What was once viewed as a passing crisis now seems to be the new normal, producing deep psychological unease within the workforce and growing inequality between those with stable incomes and those without.

Global financial officials are worried to the point they've again started using the term "hysteresis," borrowed from physics, to warn that long-established unemployment is becoming "structural" and therefore harder to correct, as the jobless lose skills and companies grow addicted to cheaper, temporary labour.

The Paris-based Organization for Economic Co-Operation and Development, often called the developed world's think tank, describes this ugly phenomenon as the rise of the precariat — a play on the working-class proletariat and meaning those trapped in precarious lives with neither material nor psychological welfare.

by Brian Stewart, CBC News, June 01, 2015

So what does this have to do with literacy work, literacy workers and adult education policy?

Many literacy workers and adult educators have been members of the precariat for as long as we can remember. A small group of us actually approached a public sector union in the late 1990s to see about how we could work together for "greater access to social support mechanisms and basic labour standards" but the union was not ready work with us. Maybe they will get ready now.
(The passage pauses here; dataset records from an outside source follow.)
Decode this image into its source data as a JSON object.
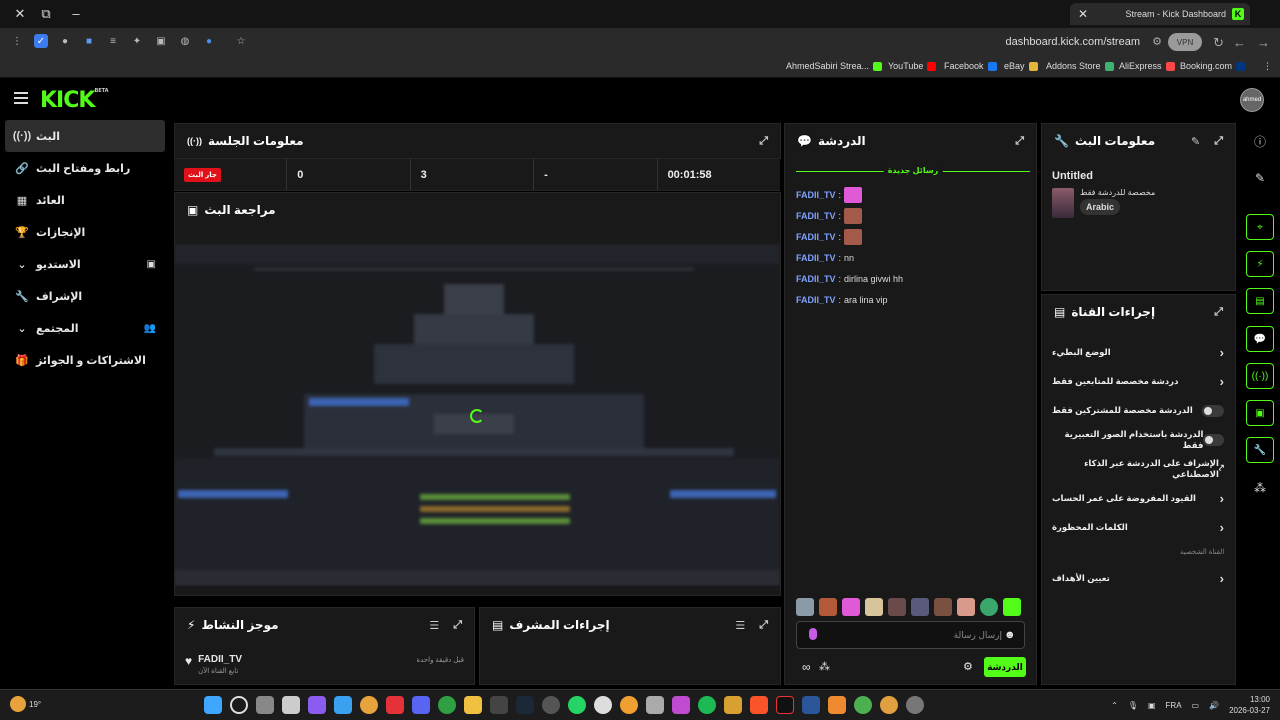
{
  "browser": {
    "tab_title": "Stream - Kick Dashboard",
    "url": "dashboard.kick.com/stream",
    "vpn_label": "VPN",
    "bookmarks": [
      {
        "label": "AhmedSabiri Strea...",
        "color": "#53fc18"
      },
      {
        "label": "YouTube",
        "color": "#ff0000"
      },
      {
        "label": "Facebook",
        "color": "#1877f2"
      },
      {
        "label": "eBay",
        "color": "#e53238"
      },
      {
        "label": "Addons Store",
        "color": "#3cb371"
      },
      {
        "label": "AliExpress",
        "color": "#ff4747"
      },
      {
        "label": "Booking.com",
        "color": "#003580"
      }
    ]
  },
  "brand": {
    "logo": "KICK",
    "logo_tag": "BETA",
    "accent": "#53fc18",
    "avatar_text": "ahmed"
  },
  "sidebar": {
    "items": [
      {
        "label": "البث",
        "icon": "broadcast-icon",
        "active": true
      },
      {
        "label": "رابط ومفتاح البث",
        "icon": "link-icon"
      },
      {
        "label": "العائد",
        "icon": "chart-icon"
      },
      {
        "label": "الإنجازات",
        "icon": "trophy-icon"
      },
      {
        "label": "الاستديو",
        "icon": "studio-icon",
        "has_chevron": true
      },
      {
        "label": "الإشراف",
        "icon": "wrench-icon"
      },
      {
        "label": "المجتمع",
        "icon": "users-icon",
        "has_chevron": true
      },
      {
        "label": "الاشتراكات و الجوائز",
        "icon": "gift-icon"
      }
    ]
  },
  "session": {
    "title": "معلومات الجلسة",
    "live_badge": "جار البث",
    "stats": [
      "0",
      "3",
      "-",
      "00:01:58"
    ]
  },
  "preview": {
    "title": "مراجعة البث"
  },
  "activity": {
    "title": "موجز النشاط",
    "item_user": "FADII_TV",
    "item_text": "تابع القناة الآن",
    "item_time": "قبل دقيقة واحدة"
  },
  "mod_actions": {
    "title": "إجراءات المشرف"
  },
  "chat": {
    "title": "الدردشة",
    "new_messages": "رسائل جديدة",
    "messages": [
      {
        "user": "FADII_TV",
        "text": "",
        "emote": "#e05ad8"
      },
      {
        "user": "FADII_TV",
        "text": "",
        "emote": "#b06050"
      },
      {
        "user": "FADII_TV",
        "text": "",
        "emote": "#b06050"
      },
      {
        "user": "FADII_TV",
        "text": "nn"
      },
      {
        "user": "FADII_TV",
        "text": "dirlina givwi hh"
      },
      {
        "user": "FADII_TV",
        "text": "ara lina vip"
      }
    ],
    "input_placeholder": "إرسال رسالة",
    "send_label": "الدردشة"
  },
  "stream_info": {
    "title": "معلومات البث",
    "stream_title": "Untitled",
    "category": "مخصصة للدردشة فقط",
    "language": "Arabic"
  },
  "channel_actions": {
    "title": "إجراءات القناة",
    "rows": [
      {
        "label": "الوضع البطيء",
        "control": "chevron"
      },
      {
        "label": "دردشة مخصصة للمتابعين فقط",
        "control": "chevron"
      },
      {
        "label": "الدردشة مخصصة للمشتركين فقط",
        "control": "toggle"
      },
      {
        "label": "الدردشة باستخدام الصور التعبيرية فقط",
        "control": "toggle"
      },
      {
        "label": "الإشراف على الدردشة عبر الذكاء الاصطناعي",
        "control": "external"
      },
      {
        "label": "القيود المفروضة على عمر الحساب",
        "control": "chevron"
      },
      {
        "label": "الكلمات المحظورة",
        "control": "chevron"
      }
    ],
    "section_label": "القناة الشخصية",
    "goals_label": "تعيين الأهداف"
  },
  "taskbar": {
    "weather": "19°",
    "lang": "FRA",
    "time": "13:00",
    "date": "2026-03-27"
  }
}
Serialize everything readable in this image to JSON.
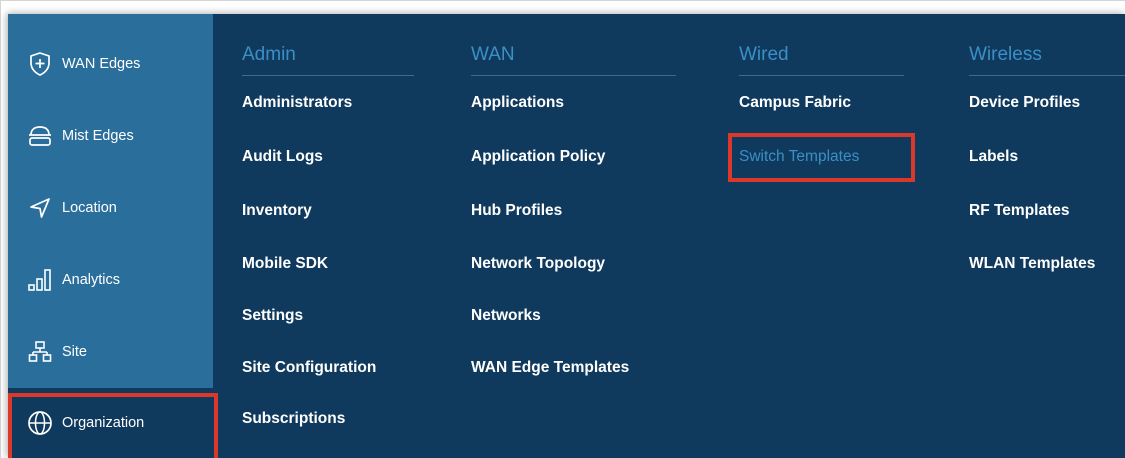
{
  "sidebar": {
    "items": [
      {
        "label": "WAN Edges",
        "icon": "shield-plus-icon"
      },
      {
        "label": "Mist Edges",
        "icon": "mist-edge-icon"
      },
      {
        "label": "Location",
        "icon": "location-arrow-icon"
      },
      {
        "label": "Analytics",
        "icon": "analytics-bars-icon"
      },
      {
        "label": "Site",
        "icon": "site-hierarchy-icon"
      },
      {
        "label": "Organization",
        "icon": "globe-icon",
        "active": true
      }
    ]
  },
  "menu": {
    "admin": {
      "heading": "Admin",
      "items": [
        "Administrators",
        "Audit Logs",
        "Inventory",
        "Mobile SDK",
        "Settings",
        "Site Configuration",
        "Subscriptions"
      ]
    },
    "wan": {
      "heading": "WAN",
      "items": [
        "Applications",
        "Application Policy",
        "Hub Profiles",
        "Network Topology",
        "Networks",
        "WAN Edge Templates"
      ]
    },
    "wired": {
      "heading": "Wired",
      "items": [
        "Campus Fabric",
        "Switch Templates"
      ],
      "highlighted": "Switch Templates"
    },
    "wireless": {
      "heading": "Wireless",
      "items": [
        "Device Profiles",
        "Labels",
        "RF Templates",
        "WLAN Templates"
      ]
    }
  },
  "colors": {
    "sidebar_bg": "#2a6e9c",
    "menu_bg": "#0f3a5d",
    "heading_accent": "#3b8fc6",
    "highlight_box": "#d9382b"
  }
}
As we have mentioned a few times on this blog, on this contested ground that is adult education, the battle for a system that is accountable to learners has been lost. The primary "customers" for adult education and training are employers. Governments at all levels and in all jurisdictions try to design training that meets the needs of employers and programs are assessed by their ability to meet labour market outcomes instead of educational ones. However, the labour market outcomes expressed by these bureaucrats and policy makers - a permanent, stable, well-paying job - are not possible for most workers and are at odds with the needs of employers "addicted to cheaper, temporary labour."

And this is where we fit in.
As anyone who’s watched a TED talk, read a David Brooks column, or attended an Aspen Ideas Festival can tell you, there’s hardly a single issue currently vexing Americans that the 1 percent doesn’t think can be solved with more “education.” Urban poverty? Education! Stagnant wages? Education! Police brutality? Education! ... If you can think of a problem that might be at least mitigated by redistribution, you can bet that there’s some sage of the plutocracy out there insisting that we focus on education instead.

So how are we going to fulfill our mandate?
In response, the Westminster [British government] consensus insists that [the precariat] should be subject to regimes that are not just cruel, but dysfunctional. In other words, it doesn't actually matter if so-called welfare-to-work programmes actually help people, or just screw them up: the point is that they visibly punish them in pursuit of a political dividend. In that sense, the precariat is not only at the cutting edge of the economy, but at the receiving end of a postmodern politics that values the manipulation of appearances much more highly than reality. 
A Precariat Charter: From Denizens to Citizens – review
by John Harris, The Guardian, April 9, 2010

Are we going to continue to design "boutique" programs that profess to prepare workers to be "nimble" and "flexible" enough to meet the mercurial needs of capricious employers? Or will we be adherents of the critical perspective
while liberals see literacy education as a technical process of compensating for cognitive skill deficiencies among the poor (to permit them to better adjust to the needs of the economy), adherents of the critical perspective view such efforts both as ineffective - because they do not deal with the root cause of poverty - and as oppressive - because they better accommodate the poor to the structures which exploit them. For their part, they would make adult basic and literacy education a vehicle for the awakening of critical social consciousness among members of subordinate social classes and a means of support for collective efforts to radically transform the class system.